= Shiga Chikatsugu =

Shiga Chikatsugu (志賀 親次), Chikayoshi (親善) or Kozaemon no Jō (小左衛門尉), was a samurai who lived in Japan during the Sengoku period and the beginning of the Edo period. He was the son of Shiga Chikamori and the brother of Shigashi and Shiga Chikanori. He and his family served the Otomo clan, a major samurai clan who ruled a large part of the Bungo Province.

== Biography ==

Shiga Chikatsugu, also known by the names Chikayoshi and Kozaemon no Jō, was probably born in about 1566. He is, in his early days, in the service of Ōtomo Sōrin, a daimyō chief of a clan on the island of Kyūshū.

He later becomes the owner of Oka Castle, in the former province of Bungo. Chikatsugu was a samurai converted to Christianity by the name of Don Paulo. and he remained faithful to his religion even when Christianity was banned in Japan. Such an environment drew many Christians to this area and also brought Western culture to this place. In the city of Oka there was a cave church used even after the Catholic ban.

== Kyushu Campaign ==
Chikatsugu's brother Shiga Chikanori, who was the former leader of the Shiga clan, moved to Shimazu's side and participated as a guide when Shimazu Yoshihiro marched towards Higo Prefecture's Oka Castle in October 1585.

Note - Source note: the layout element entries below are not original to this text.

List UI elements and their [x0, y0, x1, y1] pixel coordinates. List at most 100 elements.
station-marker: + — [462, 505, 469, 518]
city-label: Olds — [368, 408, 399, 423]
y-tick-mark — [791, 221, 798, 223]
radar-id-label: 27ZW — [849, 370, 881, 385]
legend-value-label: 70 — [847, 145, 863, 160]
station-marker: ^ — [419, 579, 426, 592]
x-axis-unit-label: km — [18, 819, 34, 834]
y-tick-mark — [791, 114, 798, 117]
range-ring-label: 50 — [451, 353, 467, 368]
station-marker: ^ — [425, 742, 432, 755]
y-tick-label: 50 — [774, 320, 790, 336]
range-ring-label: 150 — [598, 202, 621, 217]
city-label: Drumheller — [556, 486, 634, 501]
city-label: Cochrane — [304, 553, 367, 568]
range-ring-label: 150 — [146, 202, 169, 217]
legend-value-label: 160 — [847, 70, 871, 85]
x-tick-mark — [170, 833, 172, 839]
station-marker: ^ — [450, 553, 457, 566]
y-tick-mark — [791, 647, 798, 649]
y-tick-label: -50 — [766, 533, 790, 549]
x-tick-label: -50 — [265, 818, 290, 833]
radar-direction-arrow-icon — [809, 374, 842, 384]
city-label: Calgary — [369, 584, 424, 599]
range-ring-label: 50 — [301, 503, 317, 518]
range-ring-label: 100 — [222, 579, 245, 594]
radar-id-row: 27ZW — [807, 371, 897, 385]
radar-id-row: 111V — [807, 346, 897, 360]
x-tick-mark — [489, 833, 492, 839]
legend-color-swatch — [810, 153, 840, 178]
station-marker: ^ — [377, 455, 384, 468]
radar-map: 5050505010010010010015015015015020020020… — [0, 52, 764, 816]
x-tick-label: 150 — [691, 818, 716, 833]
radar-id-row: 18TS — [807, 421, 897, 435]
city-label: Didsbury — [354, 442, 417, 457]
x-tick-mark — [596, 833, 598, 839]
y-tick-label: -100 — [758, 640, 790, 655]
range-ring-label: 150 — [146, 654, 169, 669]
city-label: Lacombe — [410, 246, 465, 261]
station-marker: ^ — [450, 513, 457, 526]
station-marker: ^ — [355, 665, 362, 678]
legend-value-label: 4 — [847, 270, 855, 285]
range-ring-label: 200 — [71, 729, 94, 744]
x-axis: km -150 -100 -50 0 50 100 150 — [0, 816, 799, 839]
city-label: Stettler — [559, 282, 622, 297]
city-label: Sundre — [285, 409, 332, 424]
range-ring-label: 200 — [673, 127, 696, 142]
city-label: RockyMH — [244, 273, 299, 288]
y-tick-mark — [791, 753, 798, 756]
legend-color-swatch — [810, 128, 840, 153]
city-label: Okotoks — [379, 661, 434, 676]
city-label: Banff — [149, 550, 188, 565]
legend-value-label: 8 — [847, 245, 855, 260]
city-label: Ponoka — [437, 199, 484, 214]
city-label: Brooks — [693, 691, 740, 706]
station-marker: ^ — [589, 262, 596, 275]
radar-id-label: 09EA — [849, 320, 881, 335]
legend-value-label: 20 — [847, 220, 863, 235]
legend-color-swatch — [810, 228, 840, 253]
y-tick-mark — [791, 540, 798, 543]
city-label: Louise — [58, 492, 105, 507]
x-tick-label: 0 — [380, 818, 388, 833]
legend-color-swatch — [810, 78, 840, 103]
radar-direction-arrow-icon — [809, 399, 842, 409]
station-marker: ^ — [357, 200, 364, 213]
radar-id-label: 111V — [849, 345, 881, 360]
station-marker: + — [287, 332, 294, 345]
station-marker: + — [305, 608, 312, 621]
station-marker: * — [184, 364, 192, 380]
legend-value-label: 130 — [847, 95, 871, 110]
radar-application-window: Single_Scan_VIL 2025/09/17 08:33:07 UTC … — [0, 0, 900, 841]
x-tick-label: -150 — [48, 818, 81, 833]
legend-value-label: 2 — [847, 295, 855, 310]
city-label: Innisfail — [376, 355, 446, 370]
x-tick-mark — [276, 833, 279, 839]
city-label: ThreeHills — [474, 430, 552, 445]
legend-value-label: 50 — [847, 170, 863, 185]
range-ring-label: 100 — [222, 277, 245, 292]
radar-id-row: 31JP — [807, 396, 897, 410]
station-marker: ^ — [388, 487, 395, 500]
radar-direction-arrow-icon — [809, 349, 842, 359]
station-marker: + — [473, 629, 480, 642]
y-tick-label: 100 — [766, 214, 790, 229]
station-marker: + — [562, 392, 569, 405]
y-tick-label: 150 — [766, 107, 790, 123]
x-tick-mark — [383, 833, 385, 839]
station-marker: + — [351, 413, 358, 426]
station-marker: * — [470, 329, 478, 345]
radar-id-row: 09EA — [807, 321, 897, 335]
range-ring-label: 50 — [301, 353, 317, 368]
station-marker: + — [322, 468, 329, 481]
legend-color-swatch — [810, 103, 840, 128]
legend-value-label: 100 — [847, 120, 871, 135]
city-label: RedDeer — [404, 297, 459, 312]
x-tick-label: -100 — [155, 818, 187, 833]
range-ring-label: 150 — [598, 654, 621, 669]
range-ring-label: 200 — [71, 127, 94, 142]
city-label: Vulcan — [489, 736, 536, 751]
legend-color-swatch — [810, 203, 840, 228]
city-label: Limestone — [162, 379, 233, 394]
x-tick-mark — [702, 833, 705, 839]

But Chikatsugu, the young leader of Shiga clan, decided to resist against overwhelming Shimazu army of 30,000 soldiers at Oka castle with his army of 2,000 soldiers. Although several branch castle fell before the attack of Shimazu army, Chikatsugu firmly kept Oka castle.

He distinguished himself in 1586, securing the defense of his castle, resisting invasion attempts by the Shimazu clan until the arrival of Toyotomi Hideyoshi's forces during his Kyushu campaign.